Ironically, when you use ChatGPT on an iPhone, the truly powerful components are the cloud, OpenAI, and Azure computing power—not Apple.



6. Conclusion: Apple's AI isn't bad; it just chose the wrong path


Many people say that Apple's AI is lagging behind because it's conservative, slow to react, and because its chip resources are tied up with Vision Pro.

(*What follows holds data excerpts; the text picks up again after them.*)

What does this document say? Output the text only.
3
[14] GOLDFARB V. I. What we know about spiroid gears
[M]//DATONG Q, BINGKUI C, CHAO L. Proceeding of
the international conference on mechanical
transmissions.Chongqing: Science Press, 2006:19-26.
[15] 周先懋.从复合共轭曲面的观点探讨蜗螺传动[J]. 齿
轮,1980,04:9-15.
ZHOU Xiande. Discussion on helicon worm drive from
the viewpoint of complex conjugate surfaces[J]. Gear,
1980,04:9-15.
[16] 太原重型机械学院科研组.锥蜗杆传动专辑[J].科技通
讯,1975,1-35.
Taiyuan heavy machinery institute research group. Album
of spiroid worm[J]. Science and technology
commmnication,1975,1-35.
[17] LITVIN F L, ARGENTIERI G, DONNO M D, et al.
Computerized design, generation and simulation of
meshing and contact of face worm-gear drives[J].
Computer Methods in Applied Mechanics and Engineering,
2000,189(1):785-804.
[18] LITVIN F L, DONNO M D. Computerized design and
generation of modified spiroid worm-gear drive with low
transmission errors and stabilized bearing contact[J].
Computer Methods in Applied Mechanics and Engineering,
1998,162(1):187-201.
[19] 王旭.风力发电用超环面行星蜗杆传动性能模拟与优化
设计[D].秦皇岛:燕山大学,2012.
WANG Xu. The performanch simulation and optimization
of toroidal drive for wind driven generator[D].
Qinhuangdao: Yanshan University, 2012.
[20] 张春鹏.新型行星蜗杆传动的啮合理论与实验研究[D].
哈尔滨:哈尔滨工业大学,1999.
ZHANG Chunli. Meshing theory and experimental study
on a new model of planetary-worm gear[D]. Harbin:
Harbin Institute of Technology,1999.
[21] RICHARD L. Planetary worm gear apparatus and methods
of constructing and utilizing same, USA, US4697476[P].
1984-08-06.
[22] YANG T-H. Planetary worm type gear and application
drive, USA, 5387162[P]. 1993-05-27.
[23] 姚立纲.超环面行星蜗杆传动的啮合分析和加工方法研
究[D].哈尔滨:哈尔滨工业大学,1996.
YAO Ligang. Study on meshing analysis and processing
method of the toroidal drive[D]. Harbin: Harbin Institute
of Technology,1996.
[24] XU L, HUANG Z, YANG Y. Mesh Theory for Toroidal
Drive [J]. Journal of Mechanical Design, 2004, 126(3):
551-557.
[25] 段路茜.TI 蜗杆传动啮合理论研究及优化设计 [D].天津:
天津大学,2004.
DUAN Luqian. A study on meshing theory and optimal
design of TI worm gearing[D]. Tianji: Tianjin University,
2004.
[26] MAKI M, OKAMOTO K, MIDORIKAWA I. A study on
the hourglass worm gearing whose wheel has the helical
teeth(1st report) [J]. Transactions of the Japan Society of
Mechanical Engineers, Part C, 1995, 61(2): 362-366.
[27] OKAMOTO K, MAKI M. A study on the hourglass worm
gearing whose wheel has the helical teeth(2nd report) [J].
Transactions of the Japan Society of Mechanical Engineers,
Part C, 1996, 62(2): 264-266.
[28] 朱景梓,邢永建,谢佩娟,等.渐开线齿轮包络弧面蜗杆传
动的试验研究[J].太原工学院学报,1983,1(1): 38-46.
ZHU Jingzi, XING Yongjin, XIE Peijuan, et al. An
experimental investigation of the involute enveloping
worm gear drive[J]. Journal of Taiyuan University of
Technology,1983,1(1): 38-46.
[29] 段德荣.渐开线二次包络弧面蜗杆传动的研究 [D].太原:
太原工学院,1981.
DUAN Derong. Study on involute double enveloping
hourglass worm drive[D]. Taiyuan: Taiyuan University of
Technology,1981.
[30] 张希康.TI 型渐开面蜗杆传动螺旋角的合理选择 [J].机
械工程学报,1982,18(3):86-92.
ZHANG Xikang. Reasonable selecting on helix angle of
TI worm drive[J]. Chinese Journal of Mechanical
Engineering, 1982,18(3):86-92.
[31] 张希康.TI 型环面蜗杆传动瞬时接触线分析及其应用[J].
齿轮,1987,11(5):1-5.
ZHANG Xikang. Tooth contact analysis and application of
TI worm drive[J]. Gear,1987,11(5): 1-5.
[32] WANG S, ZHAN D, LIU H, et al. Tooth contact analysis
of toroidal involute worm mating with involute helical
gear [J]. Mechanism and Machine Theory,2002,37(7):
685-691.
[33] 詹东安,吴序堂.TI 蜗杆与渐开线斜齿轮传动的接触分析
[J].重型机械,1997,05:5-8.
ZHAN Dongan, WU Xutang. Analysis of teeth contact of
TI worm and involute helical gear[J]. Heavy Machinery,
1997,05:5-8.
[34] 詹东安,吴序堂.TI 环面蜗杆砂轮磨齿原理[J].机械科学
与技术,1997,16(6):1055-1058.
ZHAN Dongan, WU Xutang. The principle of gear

However, I tend to agree with another viewpoint: Apple isn't neglecting AI; it just bet on the wrong direction.


What it aims to create is a “personal intelligent assistant under user privacy,” not an all-powerful, all-knowing, omnipotent “super AI.”


However, the issue is that most users today are seeking an AI that can “help me finish a PowerPoint presentation, create a vlog, plan a trip, or even start a company with just one command.” This is not an ‘adequate’ AI, but an “the stronger, the better” AI.


While the entire industry is racing toward general intelligence, Apple is slowly refining a “Siri that understands you,” which is inherently an unequal competition.


In the future, Apple must either acknowledge that this path is unfeasible and swiftly pivot, or develop sufficiently robust device-based AI capabilities to deliver a “transformative” user experience. Otherwise, in the AI war, it risks being trapped in a “closed-loop” scenario.